Former leaders and ministers engaged in similar behaviour on a grand scale and plundered this country.  They thought they could get away with such. And despite the best efforts of lawyers at arranging the exits facilitated by technicalities and loopholes, they are damned in the court of public opinion as cheap hustlers. I daresay what is happening today under this government reflects some of that diseased pallor.  The wattage may not be as intense nor expansive, but it is there.  And I believe that this latest matter involving housing falls into that category.  A president is embarrassed.  If my assessment of him in relation to these matters is on the money, then I would like to think that he is acutely uncomfortable and furious.  I would be.

Editor, it is not only in housing that the air is rank and brings motion sickness.  There are other reports and other heavy whispers, enduring whispers, of other portfolios with one racket after another against their names and practices. They are around. Businessmen, once held up as pillars of lily-white commercial cleanliness are aware that their covers are blown.  It might be evading, or trading, or trafficking, or whatever in an endless list of multiple felony violations.  All the real estate, all the altruistic pursuits, all the character regentrification are not enough to mask or eliminate that which stand as haunting registers and irrefutable testimonies as to the evils inflicted on this land.

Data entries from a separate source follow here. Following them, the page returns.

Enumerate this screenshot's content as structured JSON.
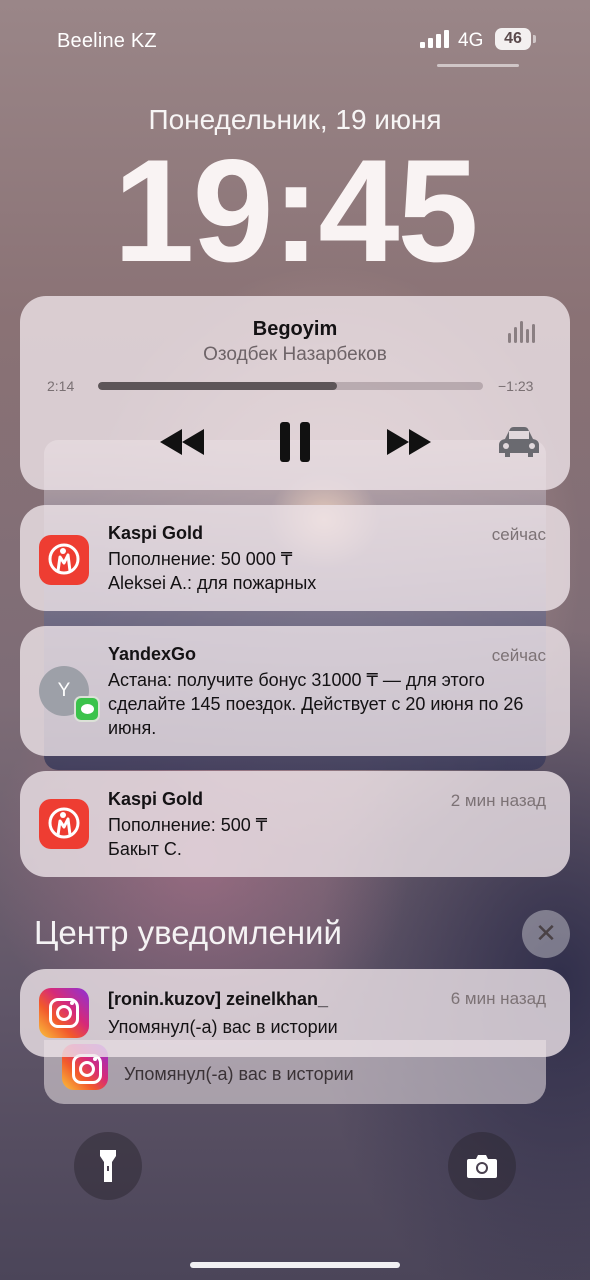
{
  "status_bar": {
    "carrier": "Beeline KZ",
    "network": "4G",
    "battery": "46",
    "icons": [
      "signal-icon",
      "battery-icon"
    ]
  },
  "lockscreen": {
    "date": "Понедельник, 19 июня",
    "time": "19:45"
  },
  "player": {
    "song": "Begoyim",
    "artist": "Озодбек Назарбеков",
    "elapsed": "2:14",
    "remaining": "−1:23",
    "progress": 0.62,
    "icons": [
      "waveform-icon",
      "rewind-icon",
      "pause-icon",
      "fast-forward-icon",
      "car-icon"
    ]
  },
  "notifications": [
    {
      "app": "Kaspi Gold",
      "time": "сейчас",
      "line1": "Пополнение: 50 000 ₸",
      "line2": "Aleksei A.: для пожарных",
      "icon": "kaspi-icon",
      "accent": "#ee3d32"
    },
    {
      "app": "YandexGo",
      "time": "сейчас",
      "avatar_letter": "Y",
      "body": "Астана: получите бонус 31000 ₸ — для этого сделайте 145 поездок. Действует с 20 июня по 26 июня.",
      "icon": "messages-icon",
      "accent": "#3bc34b"
    },
    {
      "app": "Kaspi Gold",
      "time": "2 мин назад",
      "line1": "Пополнение: 500 ₸",
      "line2": "Бакыт С.",
      "icon": "kaspi-icon",
      "accent": "#ee3d32"
    }
  ],
  "notification_center": {
    "title": "Центр уведомлений",
    "close_icon": "close-icon",
    "items": [
      {
        "title": "[ronin.kuzov] zeinelkhan_",
        "time": "6 мин назад",
        "body": "Упомянул(-а) вас в истории",
        "icon": "instagram-icon"
      },
      {
        "body": "Упомянул(-а) вас в истории",
        "icon": "instagram-icon"
      }
    ]
  },
  "bottom_controls": [
    "flashlight-icon",
    "camera-icon"
  ]
}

This government came about on promises of change.  Four years later, and many mistakes later, this is neither change nor some semblance of it.  With every respect, if His Excellency is not disturbed or moved, he should be.  I am, and I am a nobody. I would fire just about all of those who bring his example and vision into disrepute. He knows them well. There is one problem: this political society does not work this way.  And therein is the sum of local prodigality.